Four Years Later, We’re Ready For EA Sports’ NCAA Football

Where does De'Anthony Thomas from Oregon rank on the list of the fastest players in NCAA Football 14?
Where does De'Anthony Thomas from Oregon rank on the list of the fastest players in NCAA Football 14? Twitter/EA NCAA Football

This year marks the four-year anniversary of EA Sports canceling the NCAA Football franchise. EA was backed into a corner when Ed O’Bannon named them in a lawsuit, along with the NCAA and the Collegiate Licensing Company, accusing the entities of using his likeness without his permission.

EA, to their credit, settled the lawsuit and agreed to pay former and current players at the time $60 million to end their part of the lawsuit. Due to the ongoing litigation, EA has chosen not to bring the game back as the NCAA appealed their loss in the suit.
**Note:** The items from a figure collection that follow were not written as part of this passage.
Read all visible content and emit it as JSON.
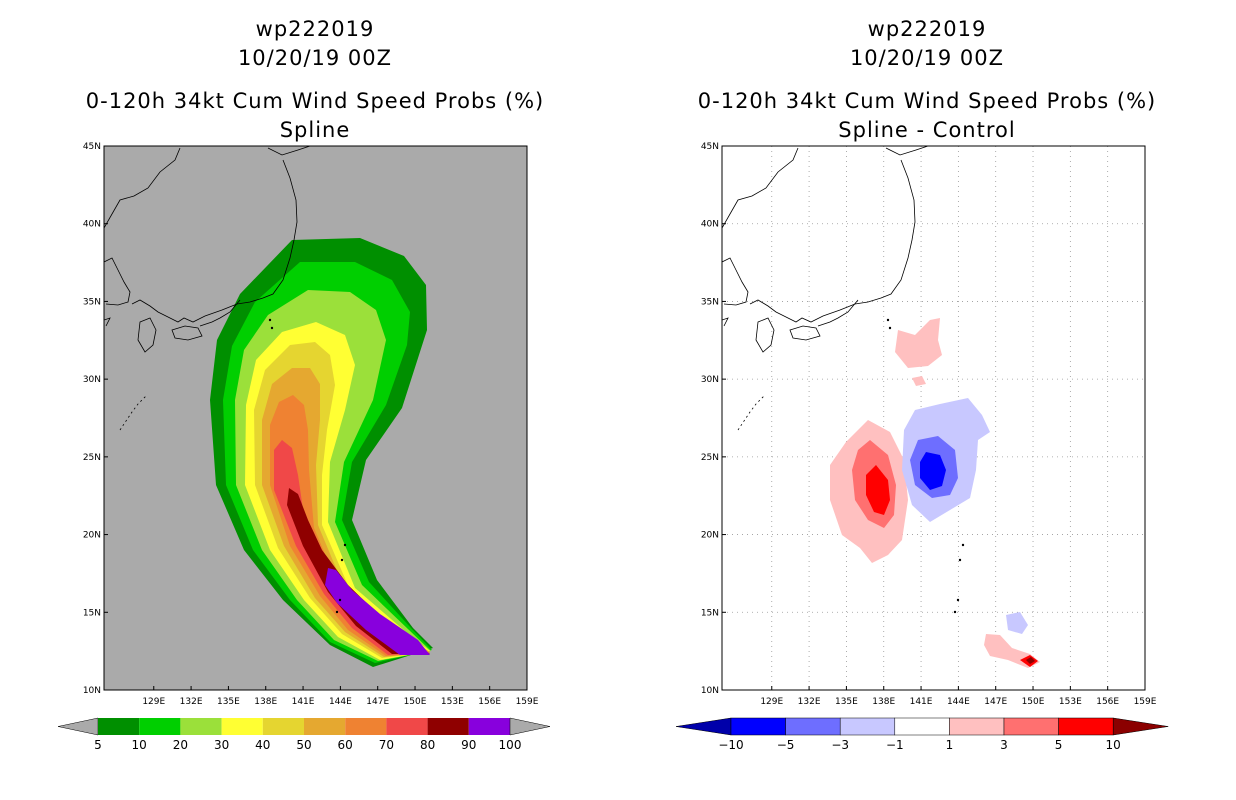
{
  "panels": [
    {
      "name": "left",
      "title_line1": "wp222019",
      "title_line2": "10/20/19 00Z",
      "title_line3": "0-120h 34kt Cum Wind Speed Probs (%)",
      "title_line4": "Spline"
    },
    {
      "name": "right",
      "title_line1": "wp222019",
      "title_line2": "10/20/19 00Z",
      "title_line3": "0-120h 34kt Cum Wind Speed Probs (%)",
      "title_line4": "Spline - Control"
    }
  ],
  "chart_data": [
    {
      "type": "heatmap",
      "title": "0-120h 34kt Cum Wind Speed Probs (%) Spline",
      "units": "%",
      "x_range": [
        125,
        159
      ],
      "y_range": [
        10,
        45
      ],
      "xticks": [
        "129E",
        "132E",
        "135E",
        "138E",
        "141E",
        "144E",
        "147E",
        "150E",
        "153E",
        "156E",
        "159E"
      ],
      "yticks": [
        "10N",
        "15N",
        "20N",
        "25N",
        "30N",
        "35N",
        "40N",
        "45N"
      ],
      "colorbar": {
        "labels": [
          "5",
          "10",
          "20",
          "30",
          "40",
          "50",
          "60",
          "70",
          "80",
          "90",
          "100"
        ],
        "colors": [
          "#008f00",
          "#00cf00",
          "#9be03a",
          "#ffff33",
          "#e5d530",
          "#e5a830",
          "#ef8232",
          "#f04848",
          "#8f0000",
          "#8800dd"
        ]
      },
      "background": "#aaaaaa",
      "land_outline": "coastlines"
    },
    {
      "type": "heatmap",
      "title": "0-120h 34kt Cum Wind Speed Probs (%) Spline - Control",
      "units": "%",
      "x_range": [
        125,
        159
      ],
      "y_range": [
        10,
        45
      ],
      "xticks": [
        "129E",
        "132E",
        "135E",
        "138E",
        "141E",
        "144E",
        "147E",
        "150E",
        "153E",
        "156E",
        "159E"
      ],
      "yticks": [
        "10N",
        "15N",
        "20N",
        "25N",
        "30N",
        "35N",
        "40N",
        "45N"
      ],
      "colorbar": {
        "labels": [
          "−10",
          "−5",
          "−3",
          "−1",
          "1",
          "3",
          "5",
          "10"
        ],
        "colors": [
          "#0000aa",
          "#0000ff",
          "#6e6eff",
          "#c8c8ff",
          "#ffffff",
          "#ffc0c0",
          "#ff7070",
          "#ff0000",
          "#8b0000"
        ]
      },
      "background": "#ffffff",
      "grid": true
    }
  ]
}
Since the game disappeared in 2013, there has been a hole in sports gaming. NCAA Football was the final college sports game on the market at the time of its demise. EA Sports canceled their March Madness college basketball game in 2010 and 2K stopped making the critically acclaimed College Hoops series in the same year, which some people still play to this day. While games that feature professional sports players and teams are great, fans still want to play a college game that features bands, chants and the Saturday afternoon atmosphere that NCAA Football gave players.

In August 2016, Peter Moore in an interview with Polygon knew that NCAA Football had to end “when your lawyer's’ fees are more than the revenue you can expect to get in.” However, Moore, who recently left EA to take over as CEO of Liverpool FC, said something that many saw as hope that the game could return.

"It was an unclear future for us," Moore said. "It was a really sad day and we said, 'We just can't do this anymore...

And one day I know we'll be back."

That last sentence is what many took from the interview. While the revenue for NCAA Football never came close to the revenue that Madden brought in to EA (NCAA represented just 5% of the company's revenue ), the game was still popular and served a purpose. Players had the option to import draft classes from NCAA Football to Madden season after season to create a kind of synchronicity between the games. While some of the attributes were a bit wonky in the importing, it was a cool option and something that Madden is desperately missing today.

Of course, the hiccup that remains is the compensation for players. The NCAA would not allow it, but EA Sports was willing to pay the athletes they featured in the game. According to court filings in 2014, EA was prepared to pay more money to the NCAA and athletes for the right obtain “more precise likenesses of the players in the game.” EA's willingness to pay could be an interesting development down the line if the NCAA continues to lose appeal after appeal. Will that open up EA Sports to paying athletes directly for their likenesses in a future NCAA Football game?

Fans of the NCAA Football franchise are clamoring for the game’s return. In this era of the College Football Playoff and conference realignment, the game could take on a whole new look. There are still hardcore fans who still play NCAA Football 14 and add current rosters to the game every season for those who still pop on NCAA Football. While it seems as if the game is forgotten, there is still many who would wait in line to buy the game on release day, myself included.

NCAA Football 14 was a work of art as many called it the best sports game ever made. With next-gen consoles and what the development team knows now after years to gather ideas, a new installment of NCAA Football could be a hit at a time when the sports gaming landscape could use a jolt. I know it is a pipe dream, but as the little kid in Angels in the Outfield said, “Hey, it could happen.”